The former refinery covers 330 acres on an island in the Caribbean Sea about 500 miles north of Venezuela and 1,500 miles south of New York. Limetree, which is 80% owned by ArcLight and 20% by Freepoint, agreed to pay up to USD370 million for the facility. Of that, USD235 million will go to the Virgin Islands government and USD135 million to the bankruptcy estate.
The agreement still needs final approval from the Virgin Islands legislature. Once approved, Limetree will be able to bring about 2 MMbbl of storage online quickly, with another 11 MMbbl following in the ensuing months, Hecht said.
Sinopec agreed to a binding 10-year contract to take 75% of that, or about 10 MMbbl initially, Hecht said. Freepoint will lease another 2 MMbbl of capacity for fuel-oil storage, and the remaining 1 MMbbl will be marketed to other customers.
After the first phase is online, Limetree plans to expand storage capacity up to as much as 30 MMbbl at the facility, Hecht said. The company has agreed to invest at least USD125 million in facility enhancements, including the construction of a new dock to accommodate the largest crude tankers in the world.

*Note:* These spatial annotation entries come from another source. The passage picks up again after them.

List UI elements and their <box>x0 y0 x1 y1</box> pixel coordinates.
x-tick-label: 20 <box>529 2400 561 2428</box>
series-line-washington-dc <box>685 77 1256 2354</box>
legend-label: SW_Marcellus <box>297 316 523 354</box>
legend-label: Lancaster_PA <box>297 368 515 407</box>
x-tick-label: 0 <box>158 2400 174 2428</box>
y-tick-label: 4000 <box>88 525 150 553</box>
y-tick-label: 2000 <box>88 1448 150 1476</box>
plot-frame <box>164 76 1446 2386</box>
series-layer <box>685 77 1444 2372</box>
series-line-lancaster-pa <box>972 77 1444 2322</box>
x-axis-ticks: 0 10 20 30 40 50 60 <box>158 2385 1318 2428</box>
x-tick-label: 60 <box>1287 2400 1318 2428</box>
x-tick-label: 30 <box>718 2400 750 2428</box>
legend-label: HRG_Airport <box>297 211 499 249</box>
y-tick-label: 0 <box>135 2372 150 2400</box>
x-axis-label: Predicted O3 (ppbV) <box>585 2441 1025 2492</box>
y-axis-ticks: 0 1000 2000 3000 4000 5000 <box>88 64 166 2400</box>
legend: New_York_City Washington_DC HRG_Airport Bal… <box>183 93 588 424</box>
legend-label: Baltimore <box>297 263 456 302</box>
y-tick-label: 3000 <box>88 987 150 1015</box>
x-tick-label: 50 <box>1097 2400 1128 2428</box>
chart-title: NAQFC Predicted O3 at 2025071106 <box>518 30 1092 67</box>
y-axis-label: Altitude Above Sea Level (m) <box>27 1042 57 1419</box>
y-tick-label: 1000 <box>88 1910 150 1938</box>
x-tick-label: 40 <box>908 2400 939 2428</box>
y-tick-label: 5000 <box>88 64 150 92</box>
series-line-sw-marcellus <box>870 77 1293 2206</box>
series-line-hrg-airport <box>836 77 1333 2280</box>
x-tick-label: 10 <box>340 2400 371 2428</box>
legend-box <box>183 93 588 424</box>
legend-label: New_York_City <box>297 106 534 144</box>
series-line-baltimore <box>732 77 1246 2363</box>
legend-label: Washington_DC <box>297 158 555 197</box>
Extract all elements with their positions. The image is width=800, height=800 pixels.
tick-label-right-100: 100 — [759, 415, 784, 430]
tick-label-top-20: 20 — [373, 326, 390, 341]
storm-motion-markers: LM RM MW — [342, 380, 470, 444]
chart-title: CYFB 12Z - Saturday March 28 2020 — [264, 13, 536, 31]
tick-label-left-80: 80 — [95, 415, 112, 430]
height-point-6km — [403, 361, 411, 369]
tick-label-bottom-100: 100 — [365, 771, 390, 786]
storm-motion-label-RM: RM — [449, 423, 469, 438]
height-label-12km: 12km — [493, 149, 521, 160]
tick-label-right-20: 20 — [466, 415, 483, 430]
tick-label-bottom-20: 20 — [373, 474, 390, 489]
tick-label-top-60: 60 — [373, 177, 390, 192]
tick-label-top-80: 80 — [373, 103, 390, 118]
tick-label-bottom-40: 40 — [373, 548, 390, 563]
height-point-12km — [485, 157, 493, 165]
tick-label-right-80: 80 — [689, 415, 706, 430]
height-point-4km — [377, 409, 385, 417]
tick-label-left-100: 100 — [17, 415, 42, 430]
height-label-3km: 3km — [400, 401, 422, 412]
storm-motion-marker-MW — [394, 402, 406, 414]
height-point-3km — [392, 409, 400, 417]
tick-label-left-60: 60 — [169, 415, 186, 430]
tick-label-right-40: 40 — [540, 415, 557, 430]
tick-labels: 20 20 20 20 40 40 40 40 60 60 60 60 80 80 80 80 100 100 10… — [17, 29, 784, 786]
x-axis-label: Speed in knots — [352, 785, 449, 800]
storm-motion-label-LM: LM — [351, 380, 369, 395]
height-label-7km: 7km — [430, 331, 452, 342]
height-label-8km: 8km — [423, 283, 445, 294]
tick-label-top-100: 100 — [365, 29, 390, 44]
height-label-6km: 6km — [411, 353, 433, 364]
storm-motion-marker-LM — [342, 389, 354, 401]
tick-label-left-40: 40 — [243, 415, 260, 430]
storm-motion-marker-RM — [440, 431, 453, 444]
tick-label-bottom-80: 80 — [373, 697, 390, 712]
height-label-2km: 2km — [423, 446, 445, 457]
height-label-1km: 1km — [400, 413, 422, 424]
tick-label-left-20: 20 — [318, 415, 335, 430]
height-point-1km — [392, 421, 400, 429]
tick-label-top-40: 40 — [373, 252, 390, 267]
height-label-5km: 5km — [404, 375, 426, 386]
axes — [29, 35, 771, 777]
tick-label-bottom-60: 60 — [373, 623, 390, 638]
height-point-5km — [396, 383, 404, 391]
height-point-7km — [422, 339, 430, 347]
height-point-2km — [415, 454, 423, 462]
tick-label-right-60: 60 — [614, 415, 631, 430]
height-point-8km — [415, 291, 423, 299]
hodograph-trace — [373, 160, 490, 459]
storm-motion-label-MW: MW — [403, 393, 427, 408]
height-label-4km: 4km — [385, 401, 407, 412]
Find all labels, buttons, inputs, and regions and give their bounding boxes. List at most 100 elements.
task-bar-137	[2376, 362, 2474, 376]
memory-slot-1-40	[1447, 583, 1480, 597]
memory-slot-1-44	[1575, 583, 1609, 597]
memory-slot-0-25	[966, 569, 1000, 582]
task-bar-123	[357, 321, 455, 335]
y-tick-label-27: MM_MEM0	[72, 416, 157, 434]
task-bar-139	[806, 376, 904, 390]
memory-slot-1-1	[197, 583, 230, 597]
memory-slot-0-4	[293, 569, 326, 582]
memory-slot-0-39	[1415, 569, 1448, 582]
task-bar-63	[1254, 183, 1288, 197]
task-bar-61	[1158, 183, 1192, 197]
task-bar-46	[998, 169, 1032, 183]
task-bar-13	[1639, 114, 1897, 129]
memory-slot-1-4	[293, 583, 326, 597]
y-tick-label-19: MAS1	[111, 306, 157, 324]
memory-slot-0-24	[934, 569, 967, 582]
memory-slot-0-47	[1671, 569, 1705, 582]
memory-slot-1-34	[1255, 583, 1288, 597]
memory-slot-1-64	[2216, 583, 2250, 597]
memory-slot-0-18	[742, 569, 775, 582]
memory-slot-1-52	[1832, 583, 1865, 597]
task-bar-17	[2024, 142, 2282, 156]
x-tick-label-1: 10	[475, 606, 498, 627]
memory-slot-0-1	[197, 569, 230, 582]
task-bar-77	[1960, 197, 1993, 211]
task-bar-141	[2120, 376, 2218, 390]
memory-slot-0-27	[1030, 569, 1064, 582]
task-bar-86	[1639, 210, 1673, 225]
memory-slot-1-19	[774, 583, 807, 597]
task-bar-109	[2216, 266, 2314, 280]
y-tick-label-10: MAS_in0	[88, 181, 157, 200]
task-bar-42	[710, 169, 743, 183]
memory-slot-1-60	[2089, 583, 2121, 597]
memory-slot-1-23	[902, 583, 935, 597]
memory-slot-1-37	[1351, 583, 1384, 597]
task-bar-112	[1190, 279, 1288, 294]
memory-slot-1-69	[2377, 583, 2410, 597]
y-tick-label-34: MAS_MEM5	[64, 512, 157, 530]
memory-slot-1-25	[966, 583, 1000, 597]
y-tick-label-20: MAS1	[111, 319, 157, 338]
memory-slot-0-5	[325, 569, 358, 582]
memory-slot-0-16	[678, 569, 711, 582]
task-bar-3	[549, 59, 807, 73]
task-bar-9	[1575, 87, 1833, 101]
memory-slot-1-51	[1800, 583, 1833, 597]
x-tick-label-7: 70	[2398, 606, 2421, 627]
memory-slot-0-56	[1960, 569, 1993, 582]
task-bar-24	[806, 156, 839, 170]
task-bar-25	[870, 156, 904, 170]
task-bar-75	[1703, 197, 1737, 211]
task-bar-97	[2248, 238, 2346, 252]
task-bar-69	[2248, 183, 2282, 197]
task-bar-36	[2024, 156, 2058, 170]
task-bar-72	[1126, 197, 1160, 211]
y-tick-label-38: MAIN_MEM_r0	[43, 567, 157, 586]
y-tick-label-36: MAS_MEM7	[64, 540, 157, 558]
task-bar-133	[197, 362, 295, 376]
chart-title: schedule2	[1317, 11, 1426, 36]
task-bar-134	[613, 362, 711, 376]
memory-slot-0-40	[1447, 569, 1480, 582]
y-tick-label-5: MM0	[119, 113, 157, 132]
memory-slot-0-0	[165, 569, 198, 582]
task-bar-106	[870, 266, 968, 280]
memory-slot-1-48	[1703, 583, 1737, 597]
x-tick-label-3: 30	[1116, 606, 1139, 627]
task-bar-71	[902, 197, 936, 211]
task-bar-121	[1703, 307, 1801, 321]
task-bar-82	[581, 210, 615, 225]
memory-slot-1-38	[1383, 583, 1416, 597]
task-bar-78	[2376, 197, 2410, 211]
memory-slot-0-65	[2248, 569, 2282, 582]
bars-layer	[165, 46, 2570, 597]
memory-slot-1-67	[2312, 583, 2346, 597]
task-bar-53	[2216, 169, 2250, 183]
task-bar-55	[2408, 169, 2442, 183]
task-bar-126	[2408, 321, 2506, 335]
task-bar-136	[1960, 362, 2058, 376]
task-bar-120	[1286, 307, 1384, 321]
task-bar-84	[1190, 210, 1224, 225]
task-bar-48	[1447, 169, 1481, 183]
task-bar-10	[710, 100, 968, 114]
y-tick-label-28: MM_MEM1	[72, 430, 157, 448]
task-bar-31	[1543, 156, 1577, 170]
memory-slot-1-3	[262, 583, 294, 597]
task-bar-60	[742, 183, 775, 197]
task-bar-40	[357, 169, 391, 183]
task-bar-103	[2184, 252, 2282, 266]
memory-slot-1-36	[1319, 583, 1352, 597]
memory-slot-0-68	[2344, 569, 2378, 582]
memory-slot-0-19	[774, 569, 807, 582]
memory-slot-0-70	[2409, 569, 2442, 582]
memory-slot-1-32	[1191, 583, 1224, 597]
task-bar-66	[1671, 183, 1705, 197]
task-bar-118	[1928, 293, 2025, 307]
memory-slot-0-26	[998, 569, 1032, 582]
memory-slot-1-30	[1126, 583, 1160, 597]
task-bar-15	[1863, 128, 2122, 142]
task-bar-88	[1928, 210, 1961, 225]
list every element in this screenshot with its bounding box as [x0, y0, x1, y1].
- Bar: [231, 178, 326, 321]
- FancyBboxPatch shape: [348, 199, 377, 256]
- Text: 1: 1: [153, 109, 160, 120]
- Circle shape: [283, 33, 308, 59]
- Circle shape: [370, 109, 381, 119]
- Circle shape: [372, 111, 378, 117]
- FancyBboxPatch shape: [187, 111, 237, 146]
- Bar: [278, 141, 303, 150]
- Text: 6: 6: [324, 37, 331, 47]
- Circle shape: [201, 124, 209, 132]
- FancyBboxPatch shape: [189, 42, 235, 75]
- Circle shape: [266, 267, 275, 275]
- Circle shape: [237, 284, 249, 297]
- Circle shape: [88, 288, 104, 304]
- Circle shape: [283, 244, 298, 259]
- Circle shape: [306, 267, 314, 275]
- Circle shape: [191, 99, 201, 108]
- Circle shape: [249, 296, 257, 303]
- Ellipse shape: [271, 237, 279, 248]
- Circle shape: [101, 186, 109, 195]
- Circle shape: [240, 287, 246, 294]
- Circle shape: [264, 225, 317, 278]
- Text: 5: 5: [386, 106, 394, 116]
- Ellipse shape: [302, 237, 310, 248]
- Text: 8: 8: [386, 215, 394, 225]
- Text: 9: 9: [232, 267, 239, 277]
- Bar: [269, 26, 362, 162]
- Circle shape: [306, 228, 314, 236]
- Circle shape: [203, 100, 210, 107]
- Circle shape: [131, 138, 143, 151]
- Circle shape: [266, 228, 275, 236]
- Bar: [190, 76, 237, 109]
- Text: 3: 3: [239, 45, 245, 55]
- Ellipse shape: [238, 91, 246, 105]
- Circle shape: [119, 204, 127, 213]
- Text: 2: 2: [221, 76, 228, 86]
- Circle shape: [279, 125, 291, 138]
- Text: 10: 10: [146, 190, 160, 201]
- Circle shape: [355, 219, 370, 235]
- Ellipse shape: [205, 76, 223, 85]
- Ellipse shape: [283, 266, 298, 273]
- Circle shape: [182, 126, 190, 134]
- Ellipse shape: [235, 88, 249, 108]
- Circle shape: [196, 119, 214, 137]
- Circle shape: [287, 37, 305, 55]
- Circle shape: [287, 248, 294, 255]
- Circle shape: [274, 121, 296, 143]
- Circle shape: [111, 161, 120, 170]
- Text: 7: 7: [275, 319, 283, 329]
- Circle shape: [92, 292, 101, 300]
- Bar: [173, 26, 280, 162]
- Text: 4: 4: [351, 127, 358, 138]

As MRC informed earlier, BASF and China Petroleum & Chemical Corporation (SINOPEC) today inaugurated their world-scale isononanol (INA) plant in Maoming Hi-tech Industrial Development Zone, Maoming, China. The plant will be run by BASF MPCC Company Limited (BMC), which is a 50-50 joint venture between BASF and SINOPEC. It has an annual capacity of 180,000 metric tons. This is the first INA plant in China and will serve the growing demand for next-generation plasticizers.
Limetree would purchase the refining equipment as well, and will evaluate restarting some or all of it after getting the terminal running. The eastern part of the refinery, with about 360,000 bpd of crude processing capacity, has the highest potential for being restarted, according to the presentation.
Sinopec Corp. is one of the largest integrated energy and chemical companies in China. Its principal operations include the exploration and production, pipeline transportation and sale of petroleum and natural gas; the sale, storage and transportation of petroleum products, petrochemical products, coal chemical products, synthetic fibre, fertiliser and other chemical products; the import and export, including an import and export agency business, of petroleum, natural gas, petroleum products, petrochemical and chemical products, and other commodities and technologies; and research, development and application of technologies and information.